Milele's Archive

Tuesday, March 15, 2022

Black Youth in Pale spaces (Systematic trauma)

It is 2022 and we are still surviving, thriving, reclaiming and healing from centuries of cultural warfare globally.  

Many of us are embracing therapy and other healing practices to ensure we are mentally, physically and spiritual healthy as we live "Our best lives". Everywhere we go someone is "unpacking" an issue in order to improve their mental health.  Many times we focus on interpersonal relations as the cause of our trauma but don't focus on the larger overarching systematic aspects. We work to create "safe spaces" in an world designed by PWNC (People with no color) to be unsafe for People**

Franz Fanon said in White Skin Black Masks that "..A normal Negro child, having grown up in a normal Negro family, will become abnormal on the slightest contact of the white world."

With that in mind we will be addressing the systematic trauma (trauma being our emotional response to a distressing experiences) for Black youth in Pale spaces.

Desegregation school programs are extremely harmful to our youth currently and have been harmful to young people for decades. Those systems took us out of the safety of our homes and communities and put us in the belly of the beast. We had to adopt to their way of speaking, dressing, eating, thinking and living to be "successful". That adaptation and success meant denying, judging and suppressing our family and cultural practices.

 


In these programs we spent the majority of our waking hours traveling to and from and being inside their schools and communities.  Most productive hours of our days were spent away from our homes were we were comfortable, families who loved us and communities built by and for us. This separation caused disconnects between our people and pulled funds, resources, skills and talent from our communities. 

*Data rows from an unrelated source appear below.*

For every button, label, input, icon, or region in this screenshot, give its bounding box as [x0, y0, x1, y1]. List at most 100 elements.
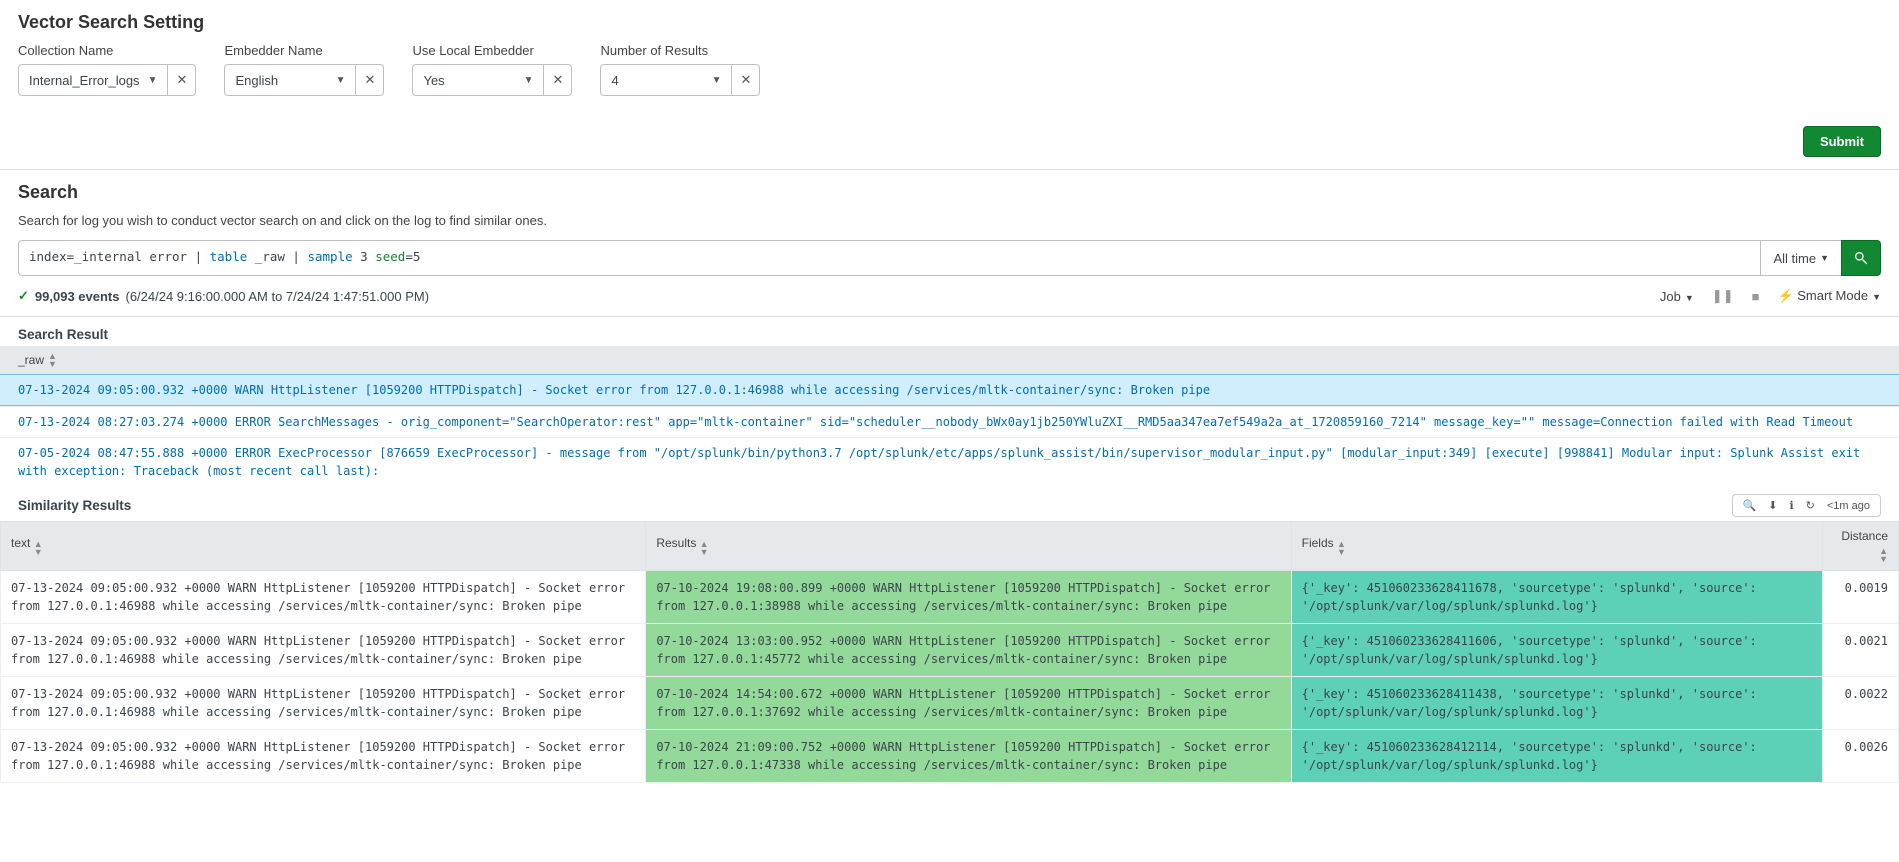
vector-search-setting-title: Vector Search Setting — [18, 12, 1881, 33]
cell-results[interactable]: 07-10-2024 13:03:00.952 +0000 WARN HttpL… — [646, 624, 1291, 677]
embedder-name-select[interactable]: English ▼ — [225, 65, 355, 95]
age-label: <1m ago — [1827, 500, 1870, 512]
embedder-name-filter: Embedder Name English ▼ ✕ — [224, 43, 384, 96]
cell-distance[interactable]: 0.0019 — [1823, 571, 1899, 624]
close-icon: ✕ — [365, 72, 376, 88]
collection-name-clear[interactable]: ✕ — [167, 65, 195, 95]
search-result-column-header[interactable]: _raw ▲▼ — [0, 346, 1899, 374]
collection-name-select[interactable]: Internal_Error_logs ▼ — [19, 65, 167, 95]
search-result-section: Search Result _raw ▲▼ 07-13-2024 09:05:0… — [0, 317, 1899, 486]
embedder-name-combo[interactable]: English ▼ ✕ — [224, 64, 384, 96]
cell-results[interactable]: 07-10-2024 21:09:00.752 +0000 WARN HttpL… — [646, 730, 1291, 783]
num-results-value: 4 — [611, 73, 618, 88]
caret-down-icon: ▼ — [336, 75, 346, 86]
close-icon: ✕ — [741, 72, 752, 88]
info-icon[interactable]: ℹ — [1789, 499, 1793, 512]
similarity-row: 07-13-2024 09:05:00.932 +0000 WARN HttpL… — [1, 677, 1899, 730]
col-results-header[interactable]: Results ▲▼ — [646, 522, 1291, 571]
caret-down-icon: ▼ — [1820, 253, 1829, 263]
col-fields-header[interactable]: Fields ▲▼ — [1291, 522, 1822, 571]
pause-icon[interactable]: ❚❚ — [1712, 288, 1734, 304]
cell-text[interactable]: 07-13-2024 09:05:00.932 +0000 WARN HttpL… — [1, 677, 646, 730]
bolt-icon: ⚡ — [1777, 288, 1793, 303]
col-distance-header[interactable]: Distance ▲▼ — [1823, 522, 1899, 571]
check-icon: ✓ — [18, 288, 29, 304]
num-results-select[interactable]: 4 ▼ — [601, 65, 731, 95]
sort-icon: ▲▼ — [1337, 540, 1346, 556]
cell-text[interactable]: 07-13-2024 09:05:00.932 +0000 WARN HttpL… — [1, 730, 646, 783]
query-tok-sample: sample — [307, 249, 352, 264]
query-tok: =5 — [405, 249, 420, 264]
time-picker-label: All time — [1773, 251, 1816, 266]
stop-icon[interactable]: ■ — [1752, 289, 1760, 304]
collection-name-filter: Collection Name Internal_Error_logs ▼ ✕ — [18, 43, 196, 96]
search-result-rows: 07-13-2024 09:05:00.932 +0000 WARN HttpL… — [0, 374, 1899, 486]
search-run-button[interactable] — [1841, 240, 1881, 276]
cell-distance[interactable]: 0.0026 — [1823, 730, 1899, 783]
caret-down-icon: ▼ — [712, 75, 722, 86]
cell-fields[interactable]: {'_key': 451060233628411438, 'sourcetype… — [1291, 677, 1822, 730]
search-result-row[interactable]: 07-13-2024 09:05:00.932 +0000 WARN HttpL… — [0, 374, 1899, 406]
cell-distance[interactable]: 0.0021 — [1823, 624, 1899, 677]
query-tok-table: table — [210, 249, 248, 264]
search-result-row[interactable]: 07-13-2024 08:27:03.274 +0000 ERROR Sear… — [0, 406, 1899, 437]
submit-button[interactable]: Submit — [1803, 126, 1881, 157]
filters-row: Collection Name Internal_Error_logs ▼ ✕ … — [18, 43, 1881, 96]
embedder-name-label: Embedder Name — [224, 43, 384, 58]
search-icon[interactable]: 🔍 — [1743, 499, 1757, 512]
query-tok: index=_internal error | — [29, 249, 210, 264]
use-local-label: Use Local Embedder — [412, 43, 572, 58]
time-picker[interactable]: All time ▼ — [1760, 240, 1841, 276]
search-subtitle: Search for log you wish to conduct vecto… — [18, 213, 1881, 228]
cell-fields[interactable]: {'_key': 451060233628412114, 'sourcetype… — [1291, 730, 1822, 783]
num-results-combo[interactable]: 4 ▼ ✕ — [600, 64, 760, 96]
embedder-name-value: English — [235, 73, 278, 88]
event-count: 99,093 events — [35, 289, 120, 304]
use-local-clear[interactable]: ✕ — [543, 65, 571, 95]
close-icon: ✕ — [177, 72, 188, 88]
use-local-value: Yes — [423, 73, 444, 88]
caret-down-icon: ▼ — [524, 75, 534, 86]
search-status-left: ✓ 99,093 events (6/24/24 9:16:00.000 AM … — [18, 288, 429, 304]
refresh-icon[interactable]: ↻ — [1806, 499, 1815, 512]
cell-results[interactable]: 07-10-2024 14:54:00.672 +0000 WARN HttpL… — [646, 677, 1291, 730]
similarity-table: text ▲▼ Results ▲▼ Fields ▲▼ Distance ▲▼… — [0, 521, 1899, 783]
similarity-header-row: text ▲▼ Results ▲▼ Fields ▲▼ Distance ▲▼ — [1, 522, 1899, 571]
search-status-row: ✓ 99,093 events (6/24/24 9:16:00.000 AM … — [18, 288, 1881, 304]
use-local-combo[interactable]: Yes ▼ ✕ — [412, 64, 572, 96]
sort-icon: ▲▼ — [700, 540, 709, 556]
num-results-label: Number of Results — [600, 43, 760, 58]
similarity-toolbar: 🔍 ⬇ ℹ ↻ <1m ago — [1732, 494, 1881, 517]
cell-text[interactable]: 07-13-2024 09:05:00.932 +0000 WARN HttpL… — [1, 571, 646, 624]
search-input[interactable]: index=_internal error | table _raw | sam… — [18, 240, 1760, 276]
use-local-filter: Use Local Embedder Yes ▼ ✕ — [412, 43, 572, 96]
sort-icon: ▲▼ — [34, 540, 43, 556]
search-bar: index=_internal error | table _raw | sam… — [18, 240, 1881, 276]
caret-down-icon: ▼ — [148, 75, 158, 86]
similarity-row: 07-13-2024 09:05:00.932 +0000 WARN HttpL… — [1, 624, 1899, 677]
cell-fields[interactable]: {'_key': 451060233628411678, 'sourcetype… — [1291, 571, 1822, 624]
cell-distance[interactable]: 0.0022 — [1823, 677, 1899, 730]
collection-name-combo[interactable]: Internal_Error_logs ▼ ✕ — [18, 64, 196, 96]
close-icon: ✕ — [553, 72, 564, 88]
cell-results[interactable]: 07-10-2024 19:08:00.899 +0000 WARN HttpL… — [646, 571, 1291, 624]
embedder-name-clear[interactable]: ✕ — [355, 65, 383, 95]
job-dropdown[interactable]: Job▼ — [1660, 289, 1694, 304]
collection-name-value: Internal_Error_logs — [29, 73, 140, 88]
similarity-section: Similarity Results 🔍 ⬇ ℹ ↻ <1m ago text … — [0, 486, 1899, 783]
cell-text[interactable]: 07-13-2024 09:05:00.932 +0000 WARN HttpL… — [1, 624, 646, 677]
use-local-select[interactable]: Yes ▼ — [413, 65, 543, 95]
num-results-clear[interactable]: ✕ — [731, 65, 759, 95]
cell-fields[interactable]: {'_key': 451060233628411606, 'sourcetype… — [1291, 624, 1822, 677]
smart-mode-dropdown[interactable]: ⚡ Smart Mode▼ — [1777, 288, 1881, 304]
similarity-row: 07-13-2024 09:05:00.932 +0000 WARN HttpL… — [1, 730, 1899, 783]
col-text-header[interactable]: text ▲▼ — [1, 522, 646, 571]
sort-icon: ▲▼ — [1879, 547, 1888, 563]
search-status-right: Job▼ ❚❚ ■ ⚡ Smart Mode▼ — [1660, 288, 1881, 304]
download-icon[interactable]: ⬇ — [1768, 499, 1777, 512]
search-result-row[interactable]: 07-05-2024 08:47:55.888 +0000 ERROR Exec… — [0, 437, 1899, 486]
caret-down-icon: ▼ — [1872, 292, 1881, 302]
query-tok-seed: seed — [375, 249, 405, 264]
query-tok: _raw | — [247, 249, 307, 264]
column-raw-label: _raw — [18, 353, 44, 367]
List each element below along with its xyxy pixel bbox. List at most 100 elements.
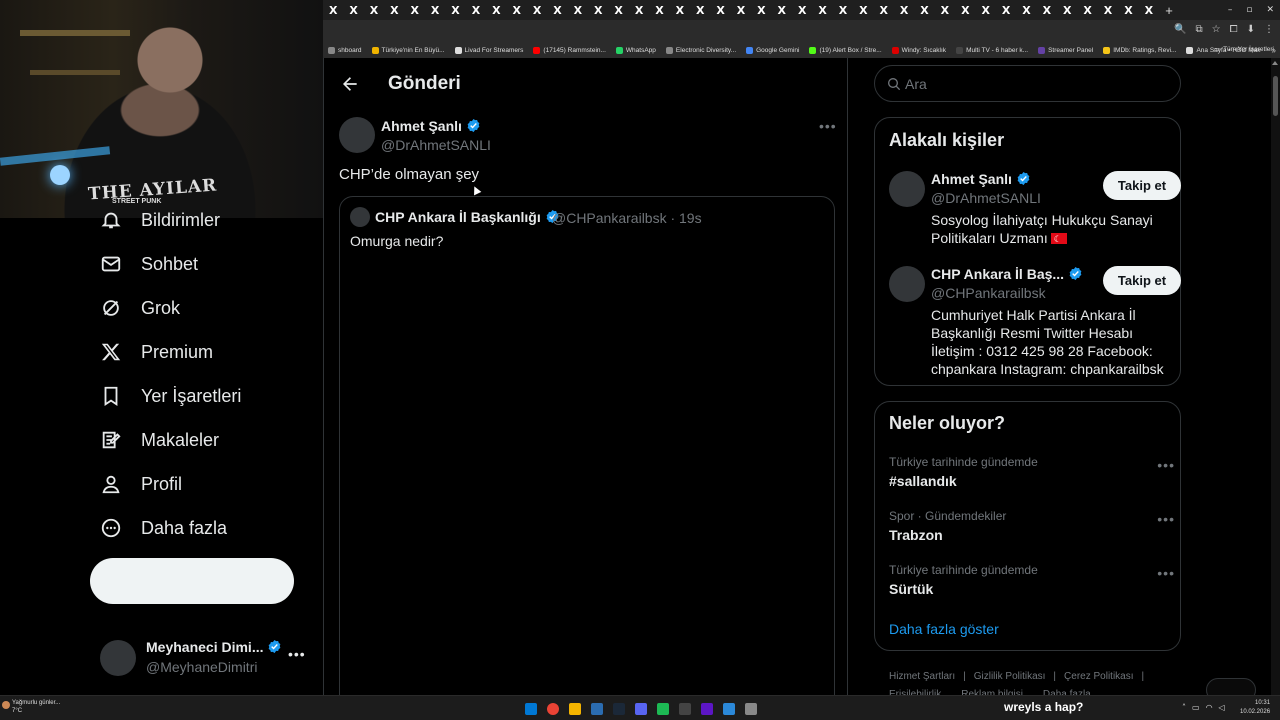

It was/is a systematic way to control academic advancement while appearing to do good.  White schools got more funding and resources for "accepting" millions of new young people without having to use the resources to accommodate the people they were bringing in. Our young people were forced to assimilate to foreign culture without even understanding what was happening to them.  Parents were forced to choose between thriving schools with excellent facilities with unloving, unwelcoming  environments for their children and culture or run down schools with poor facilities. Though we had some Schools of our own we did not receive the same support or resources. 

Children found themselves not fitting where they were shipped to because of their Blackness and also being disconnected from their communities because they adapted so much whiteness for survival. Children begin to deny or demean their family/cultural practices and tradition as a means of survival in the spaces they spent most of their time. Our families begin to conflict more because of the aspects of white culture that was being brought into our homes and minds. Adults found themselves having to to explain, justify and defend their family/cultural practices and traditions to children being taught externally to challenge and deny it. Though many families worked through the issues because of the love we have for each other it still caused harm, distance and judgement for our adults and youth.

As children we experienced cultural shaming, linguistic suppression, social isolation, combative authority figures, classism, colorism and so much more emotional abuse daily as their bodies, minds and spirits were developing.  Everything about us as people was contrary to the spaces we were in yet we... we had to adopt, adjust and keep moving forward. We developed many mental and social issues as children because of this that went unaddressed and misunderstood.


Many of us had healing or comfort  in going to HBCUs (Historically Black College or University)  or joining Black focused clubs, organizations and unions in PWI (Predominately white institution) however the long term emotional impact of being in foreign spaces and treated as less than or being given pet status still causes us unrecognized trauma.

Despite Obstacles, Black Colleges Are Pipelines to the Middle Class, Study  Finds. Here's Its List of the Best.
As we embrace therapy designing for us and other avenues for healing we must understand and factor the impact of systematic trauma and how to recover from that. Hopefully examining these elements that are often swept under the rug will help us heal, reconnect to ourselves, families and culture.  Most importantly we have to understand the cause and source of our trauma to heal.



How did going to PWI impact you in your youth?  How does the impact manifest in you life and relationships today?